Should there be a vacancy at the chair level, the vice chair would become the interim chair until a replacement is appointed by the board to fill out the remainder of the term.
The working group leadership’s terms would be staggered to expire in even or odd years. Committees reporting to the board would have their leadership’s terms match that of the board chair. This doesn’t apply to those committees advising the board, such as the Regional State Committee and the Cost Allocation Working Group.
Upon board approval, the bylaw changes would be filed with FERC for its approval.
MOPC Approves Doubling Credit Allowance to $50M
SPP will join its RTO/ISO brethren in adopting a $50 million unsecured credit allowance should the board next week approve a revision request raising its current cap from $25 million.
SPP is the last of the RTOs without a $50 million allowance cap. CPWG-RR218 calls for raising the allowance to reduce the costs of capital for utilities, while exposing SPP’s customers to “minimal additional credit default risk.”
FERC Order 741 allowed RTOs and ISOs to grant up to $50 million in unsecured credit, a limit most grid operators have adopted.
The Credit Practices Working Group’s revision was pulled from the consent agenda over concerns that SPP was planning to raise its cap just to match other RTOs. However, staff said SPP’s transmission congestion rights market, with its collateral requirements, highlighted the need to revisit the cap.
Staff estimated the increase would affect about 15 credit customers. The revision was approved unanimously by the MOPC.
Twelve other revision requests also passed unanimously as part of the consent agenda:
- BPWG-RR207: Aligns the business practices with the Integrated Marketplace’s tag-denial criteria.
- MWG-RR200: Allows bilateral settlement statements (BSS) at a withdrawal point to be included in the overcollected losses calculation. Capping the BSS at the maximum amount of the real-time withdrawal minus any amount of grandfathered agreements or any federal service exemptions will diminish the dilution at a generation or hub settlement location.
- MWG-RR205: Allows the implementation of the combined-resource option changes by including the minimum regulation-capacity operating limit, and adds resource offer parameters that can be changed daily for a jointly owned resource’s minimum physical capacity and physical-regulation capacity operating limits.
- MWG-RR216: Reinstates Tariff language omitted from RR173 and filed at FERC last year related to eligibility of multi-configuration resources for regulation-up or regulation-down service.
- MWG-RR217: Removes Tariff language related to violation relaxation limits to make the section consistent with a compliance filing to FERC’s Order 825 on shortage pricing.
- MWG-RR219: Ensures language in SPP’s Tariff meets FERC requirements for enhanced combined cycle units.
- ORWG-RR213: Creates a new appendix to the SPP Operating Criteria that defines how the SPP reliability coordinator will operate voltage stability limited system constraints, as recommended by the Wind Integration Study.
- RTWG-RR208: Implements the Transmission Planning Improvement Task Force’s white paper for new regional planning processes by replacing current planning schedules with an annual transmission-expansion plan, creating a standardized scope; establishing a common planning model for use across the various planning processes; and creating a staff/stakeholder accountability program. (See “SPC, MOPC Approve Improvements to SPP’s Tx Planning Process,” SPP Strategic Planning Committee Briefs.)

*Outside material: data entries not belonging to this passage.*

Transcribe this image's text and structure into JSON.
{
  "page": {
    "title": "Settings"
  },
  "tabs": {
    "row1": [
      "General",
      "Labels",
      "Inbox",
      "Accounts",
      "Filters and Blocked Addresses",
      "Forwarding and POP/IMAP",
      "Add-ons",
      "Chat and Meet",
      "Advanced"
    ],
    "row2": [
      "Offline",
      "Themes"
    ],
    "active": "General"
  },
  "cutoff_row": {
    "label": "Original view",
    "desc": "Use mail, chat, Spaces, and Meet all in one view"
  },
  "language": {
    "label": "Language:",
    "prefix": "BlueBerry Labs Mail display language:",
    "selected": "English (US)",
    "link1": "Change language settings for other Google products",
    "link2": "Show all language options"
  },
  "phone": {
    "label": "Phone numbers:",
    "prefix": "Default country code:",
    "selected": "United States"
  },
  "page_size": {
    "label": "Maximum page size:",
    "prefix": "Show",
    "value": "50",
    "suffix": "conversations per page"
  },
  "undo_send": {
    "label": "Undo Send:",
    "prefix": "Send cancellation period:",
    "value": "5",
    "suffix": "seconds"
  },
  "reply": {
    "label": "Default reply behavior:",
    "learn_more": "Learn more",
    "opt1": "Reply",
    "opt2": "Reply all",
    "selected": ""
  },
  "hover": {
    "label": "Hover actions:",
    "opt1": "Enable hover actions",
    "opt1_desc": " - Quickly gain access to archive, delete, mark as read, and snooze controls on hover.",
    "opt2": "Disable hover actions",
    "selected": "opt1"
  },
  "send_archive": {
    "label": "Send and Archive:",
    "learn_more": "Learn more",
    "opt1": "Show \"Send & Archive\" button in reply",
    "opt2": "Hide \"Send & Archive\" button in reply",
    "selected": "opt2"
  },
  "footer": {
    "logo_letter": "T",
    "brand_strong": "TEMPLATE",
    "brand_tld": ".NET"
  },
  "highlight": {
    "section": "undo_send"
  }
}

- RTWG-RR211: Establishes an additional criterion for competitive projects, requiring that the total competitive segments for a transmission project cost meet or exceed $3 million.
- TWG-RR224: Aligns the existing criteria with NERC’s new definition of special protection schemes as remedial action schemes, and cleans up planning-criteria language coinciding with changes made to the operating-horizon system operating limits methodology.
- TWG-RR215 and TWG-RR186: Eliminates redundant requirements.